The Gender Quotas Bill is dead
And a written statement does not make a man into a woman. No matter how many people want it to be true.
I was at the cinema with friends watching Jodie Comer’s virtuoso performance in Prima Facie on Monday night when I got a phone call. Obviously, I didn’t take it, and I had my phone on silent. I’m not a complete heathen. But I did engage in a very brief WhatsApp exchange with the caller (Cathy in Wales) and that was how I found out that the Welsh government had dropped their ill-conceived Gender Quotas Bill.
This Bill would have introduced self-ID by the back door in Wales, as well as creating the precedent of “gender” in law. Its supporters meant to enshrine in legislation that men are women if they say they are – or in this case, if they provide a written “gender statement” to that effect. These gender statements could not be challenged, and there was no indication as to what would constitute a false gender statement.
Anyway, I’ve written at length on the problems with this approach to “gender parity” from the Welsh Government here, so I won’t repeat myself.
The news was broken by the BBC who pointed to significant doubts that the Welsh Government could ever have enacted the Bill even if passed, because it lacks the required legislative competency. They even reported that the EHRC view that it would be “unlawful” to allow candidates to self-identify their “gender”. Gasp!
The reaction to this Welsh U-turn was depressingly predictable.
Here’s Sioned Williams of Plaid Cymru correctly noting that Eluned Morgan is the *first female* first minister of Wales. She does know that being female is important, then. Which begs the question; why are Plaid Cymru so keen to implement gender self-identification?
Heledd Fychan’s statement expressed disappointment, and she made the most of her opportunity to bash Labour (although the truth is, as noted by the BBC, Labour had no choice).
Sian Gwenllian echoed Heledd’s disappointment that a “radical policy” had been dropped. It's almost as if they think radical is a synonym for good.
All these women are Plaid Cymru Members of the Senedd. And Plaid Cymru is the party that admitted discriminating against FiLiA this week. The party that doesn’t understand the Equality Act 2010 and the party that has a culture that silences women and girls who think we should be allowed to have single sex services for rape survivors.

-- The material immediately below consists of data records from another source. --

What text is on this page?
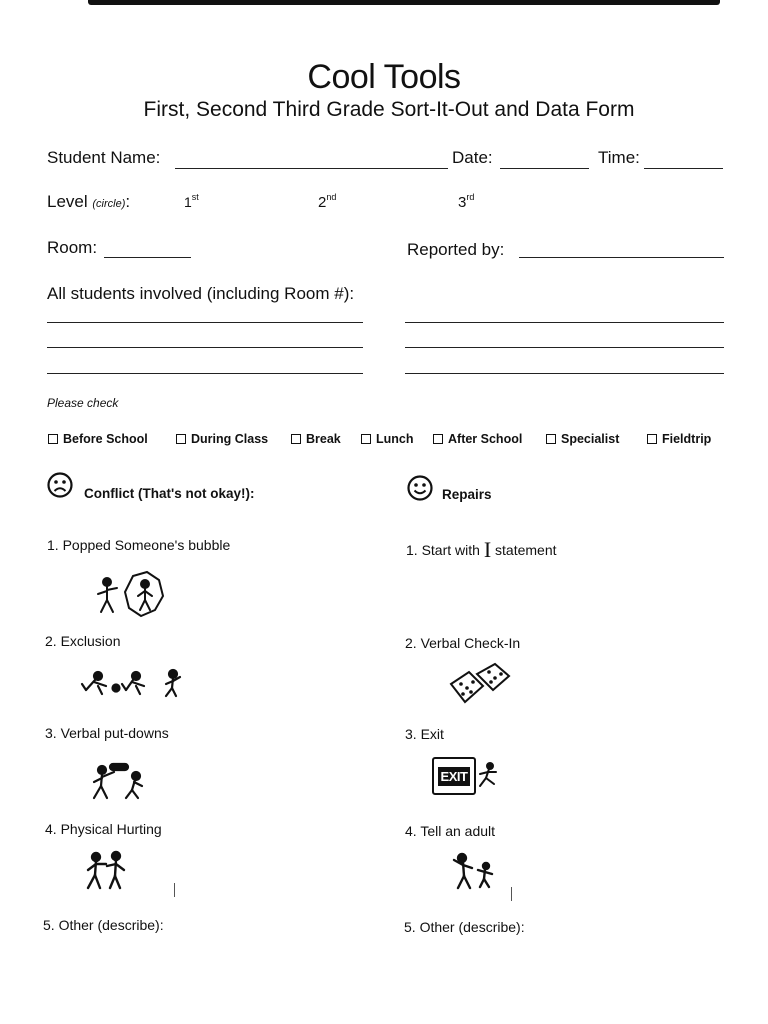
Cool Tools
First, Second Third Grade Sort-It-Out and Data Form
Student Name:	Date:	Time:
Level (circle):	1st	2nd	3rd
Room:	Reported by:
All students involved (including Room #):
Please check
Before School	During Class	Break	Lunch	After School	Specialist	Fieldtrip
Conflict (That's not okay!):	Repairs
1. Popped Someone's bubble
2. Exclusion
3. Verbal put-downs
4. Physical Hurting
5. Other (describe):
1. Start with I statement
2. Verbal Check-In
3. Exit
EXIT
4. Tell an adult
5. Other (describe):
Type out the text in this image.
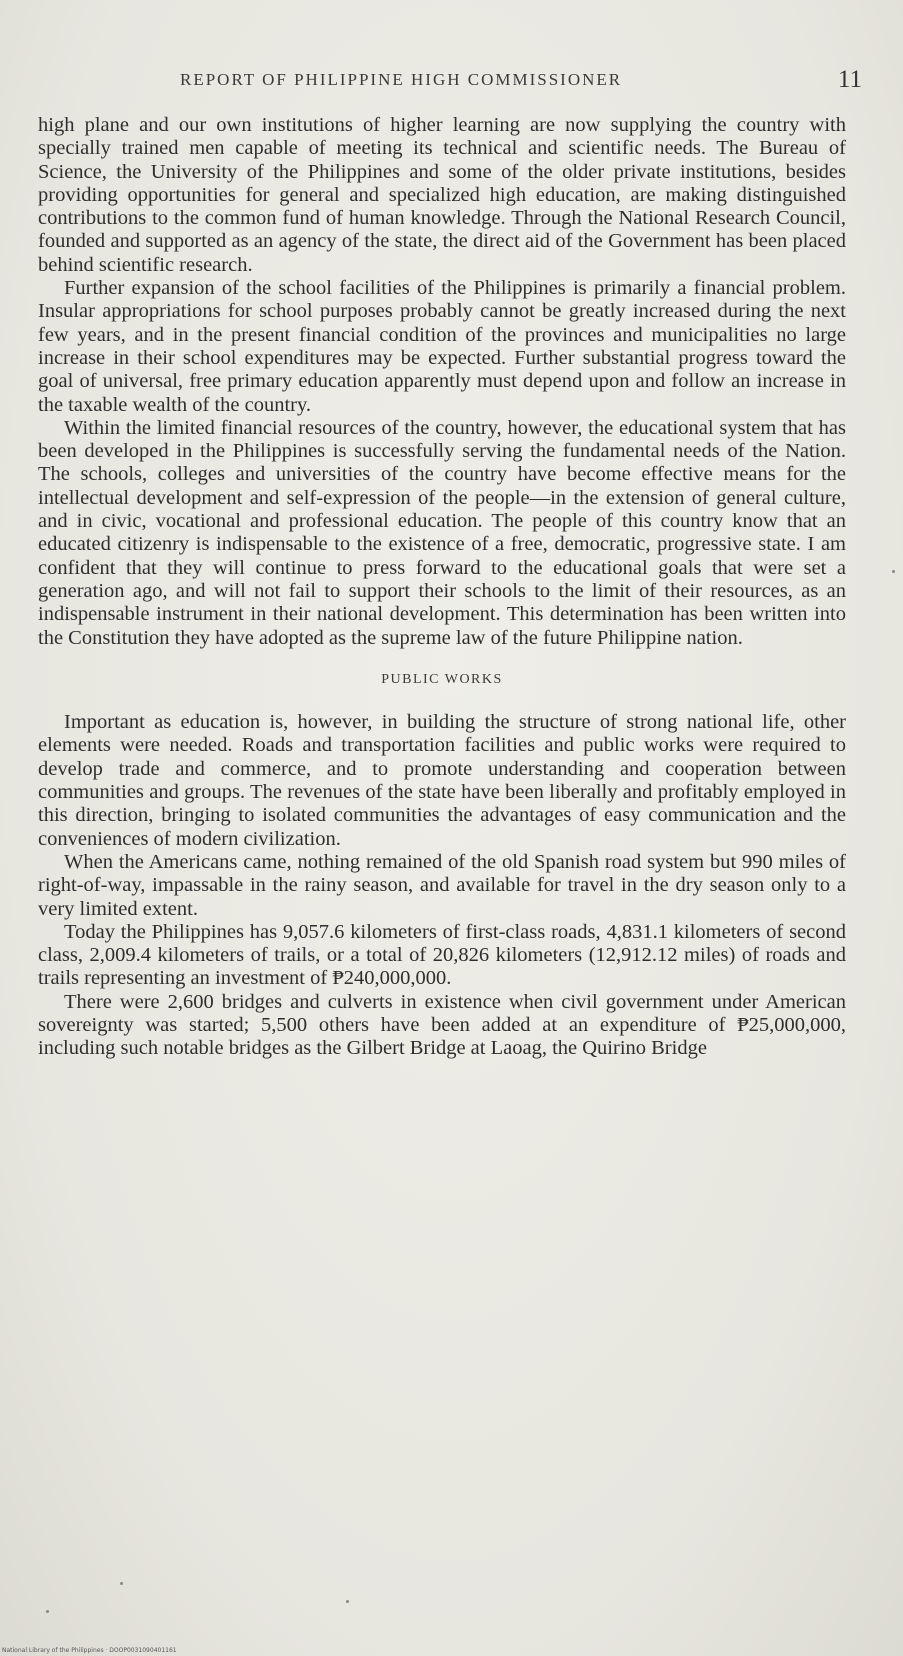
REPORT OF PHILIPPINE HIGH COMMISSIONER	11

high plane and our own institutions of higher learning are now supplying the country with specially trained men capable of meeting its technical and scientific needs. The Bureau of Science, the University of the Philippines and some of the older private institutions, besides providing opportunities for general and specialized high education, are making distinguished contributions to the common fund of human knowledge. Through the National Research Council, founded and supported as an agency of the state, the direct aid of the Government has been placed behind scientific research.

Further expansion of the school facilities of the Philippines is primarily a financial problem. Insular appropriations for school purposes probably cannot be greatly increased during the next few years, and in the present financial condition of the provinces and municipalities no large increase in their school expenditures may be expected. Further substantial progress toward the goal of universal, free primary education apparently must depend upon and follow an increase in the taxable wealth of the country.

Within the limited financial resources of the country, however, the educational system that has been developed in the Philippines is successfully serving the fundamental needs of the Nation. The schools, colleges and universities of the country have become effective means for the intellectual development and self-expression of the people—in the extension of general culture, and in civic, vocational and professional education. The people of this country know that an educated citizenry is indispensable to the existence of a free, democratic, progressive state. I am confident that they will continue to press forward to the educational goals that were set a generation ago, and will not fail to support their schools to the limit of their resources, as an indispensable instrument in their national development. This determination has been written into the Constitution they have adopted as the supreme law of the future Philippine nation.

PUBLIC WORKS

Important as education is, however, in building the structure of strong national life, other elements were needed. Roads and transportation facilities and public works were required to develop trade and commerce, and to promote understanding and cooperation between communities and groups. The revenues of the state have been liberally and profitably employed in this direction, bringing to isolated communities the advantages of easy communication and the conveniences of modern civilization.

When the Americans came, nothing remained of the old Spanish road system but 990 miles of right-of-way, impassable in the rainy season, and available for travel in the dry season only to a very limited extent.

Today the Philippines has 9,057.6 kilometers of first-class roads, 4,831.1 kilometers of second class, 2,009.4 kilometers of trails, or a total of 20,826 kilometers (12,912.12 miles) of roads and trails representing an investment of ₱240,000,000.

There were 2,600 bridges and culverts in existence when civil government under American sovereignty was started; 5,500 others have been added at an expenditure of ₱25,000,000, including such notable bridges as the Gilbert Bridge at Laoag, the Quirino Bridge

National Library of the Philippines · DOOP0031090401161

These Members of the Senedd are pushing their party’s ideological agenda in the name of equality whilst riding roughshod over equality law. For shame.
Women’s Equality Network, Wales, aren’t happy either. They believe that unless political parties are forced to have equal numbers of candidates who are “a woman” / “not a woman” Wales is heading straight back to the Dark Ages. But they would say that, wouldn’t they?
They’re not being honest about that, though. The Bill that they’re so keen on is designed to ensure that at least 50% of elected candidates are people who say they are women. Call me old fashioned, but tipping the scales in either direction is not equality and it’s not democratic.
The press didn’t do any better. Wales Online’s Branwen Jones got it all sorts of wrong when she reported that
Plans that would have meant political parties would have had to have at least 50% female candidates have been scrapped by the Welsh Government
If only the intent was to make the Senedd 50% female, eh? But the Bill doesn’t even mention male and female because its proponents think “gender identity” is what counts.
In another article, this time by Ruth Mosalski, Wales Online quotes WEN Wales at length, including their claims that underrepresentation of women will now be “baked in” - presumably because political parties can’t be trusted to select competent women.
Her opening paragraph is factually wrong in so many ways:
Ditching plans to make political parties ensure equal numbers of men and women on their selection lists for election to the Senedd is a "huge step back for Welsh democracy" which could result in the parliament being the "least representative it has ever been at the next election," it has been claimed.
The Bill would not have ensured equal numbers of men and women, though. Not just because it ensured at least 50% were “women”, but because it didn’t mention men at all. And with its unfalsifiable gender statements whereby anyone can be a woman, the entire Senedd could have comprised adult human males (the group of people previously known as men). Enacting this awful Bill is what could deliver the least representative Senedd ever.
That none of these organisations or individuals see any problem in gender self-identification speaks to the level of capture in Wales. They’re happy to endorse a bill that openly discriminates against men who know they are men and elevates men who claim they are women.
Wales Online aren’t even trying to present both sides of the story nor are they explaining the objections to the Bill. And readers are left with the impression that the only reason it has not been enacted is because devolution is too restrictive.
All of this is framed up as a measure to correct a democratic deficit, but this is not what democracy looks like.
The people of Wales deserve so much better.